Neil Leifer, Muhammad Ali vs Sonny Liston, 1965
Muhammad Ali vs Sonny Liston, shot by Neil Leifer in 1965

Best Blockbuster

Peter Fetterman’s The Power of Photography

Back when the world shut down in 2020, Peter Fetterman, a long-time photography collector and dealer with a gallery in Santa Monica, California, began sharing one image a day in an e-newsletter he dubbed The Power of Photography. Accompanying the daily photograph would be a brief ode to the artist at hand, whether a personal memory or a case for the photographer’s contributions to the medium. Each instalment served as a sorely needed moment of beauty in a sorrowful time. 
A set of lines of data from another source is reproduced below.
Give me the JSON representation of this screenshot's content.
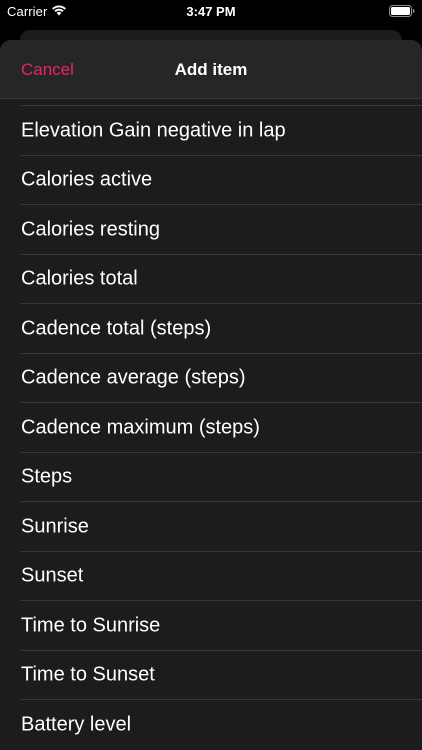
{
  "status_bar": {
    "carrier": "Carrier",
    "time": "3:47 PM",
    "wifi_icon": "wifi-icon",
    "battery_icon": "battery-full-icon"
  },
  "nav": {
    "cancel_label": "Cancel",
    "title": "Add item"
  },
  "items": [
    {
      "label": "Elevation Gain negative in lap"
    },
    {
      "label": "Calories active"
    },
    {
      "label": "Calories resting"
    },
    {
      "label": "Calories total"
    },
    {
      "label": "Cadence total (steps)"
    },
    {
      "label": "Cadence average (steps)"
    },
    {
      "label": "Cadence maximum (steps)"
    },
    {
      "label": "Steps"
    },
    {
      "label": "Sunrise"
    },
    {
      "label": "Sunset"
    },
    {
      "label": "Time to Sunrise"
    },
    {
      "label": "Time to Sunset"
    },
    {
      "label": "Battery level"
    }
  ],
  "colors": {
    "accent": "#e8275a",
    "background": "#000000",
    "sheet": "#1c1c1e",
    "separator": "#38383a",
    "text": "#ffffff"
  }
}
There were portraits of the famous (Lincoln, Churchill, McCartney and Lennon, Muhammad Ali) and of regular folks, including a stunning Edward S Curtis 1904 image of a Hopi man. From Alfred Eisenstaedt’s vintage shot of an ice-skating waiter (wearing tails, no less) in St Moritz and Ruth Bernhard’s graceful nude to Miho Kajioka’s ghostlike peacock and Paul Caponigro’s exquisite pears, the memorable works are too plentiful to enumerate. But Fetterman, who, as of press time, continues to bestow on his lucky contact list a daily treasure—his total is just shy of 700—has compiled 120 of them into a new book, The Power of Photography.